Some senior Labour figures look back at the experience in the Scottish independence referendum and fear collateral damage from being too closely associated with the Tories. But (even if that analysis were true) the answer is not to sit mute in north London. It is to get out to campaign for the Labour version of Europe.

Instead, the party seems transfixed by uncertainty about what it should say on immigration. It is still struggling to escape from the old error of failing to introduce interim arrangements for citizens of the new member states from central Europe in 2005, which saw a big increase in migration.

There is no clear message, no confident decision about how the party responds to this great national anxiety. And every day the Tories and Ukip are out portraying immigration as a costly negative, every time Cameron makes a sympathetic face in response to a complaint, then making a positive case becomes that little bit harder.

But if on Tuesday night Jeremy Corbyn had been there to answer the man in the audience who believed he couldn’t get a doctor’s appointment because of migrant demand, a quite different case could have been put.

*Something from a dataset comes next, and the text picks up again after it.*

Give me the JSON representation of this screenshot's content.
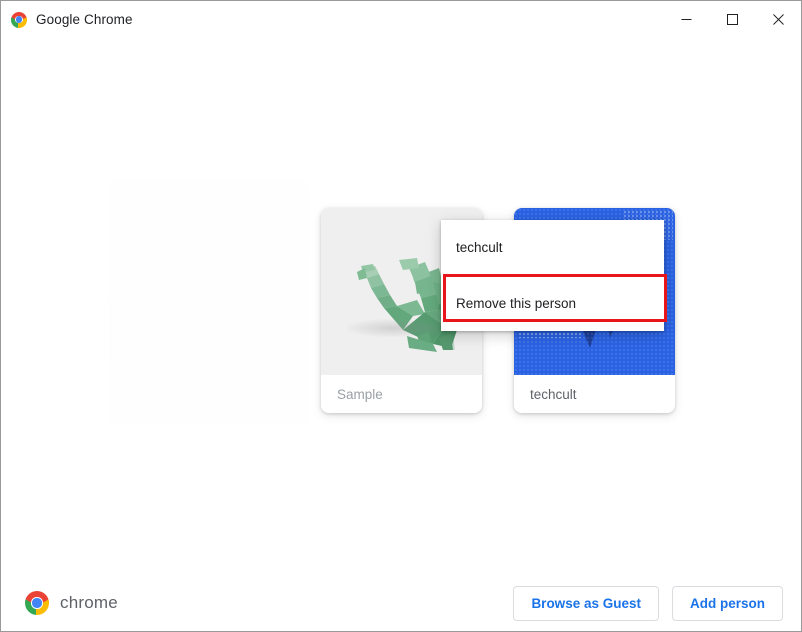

With the authenticity that is one of his most precious assets, Corbyn could have explained how the incoming coalition government back in 2010 had cut transitional funding to areas feeling migrant pressure.

He might have pointed out that there is a global shortage of GPs, which has much more to do with medical advance and patients’ lifestyles than with migrants, some of whom, as doctors themselves, are more likely to be easing rather than exacerbating the problem.

Labour MPs are coming back from their constituencies alarmed by the support for leave. They know what they need to do; some have been doing it all along.

Today Heidi Alexander, the shadow health secretary, will make the case that the NHS needs a remain vote. Thursday’s ITV debate will feature Angela Eagle, as well as Amber Rudd and Nicola Sturgeon. But with only two weeks to go, there is a real danger that it won’t be enough, and it’s too late.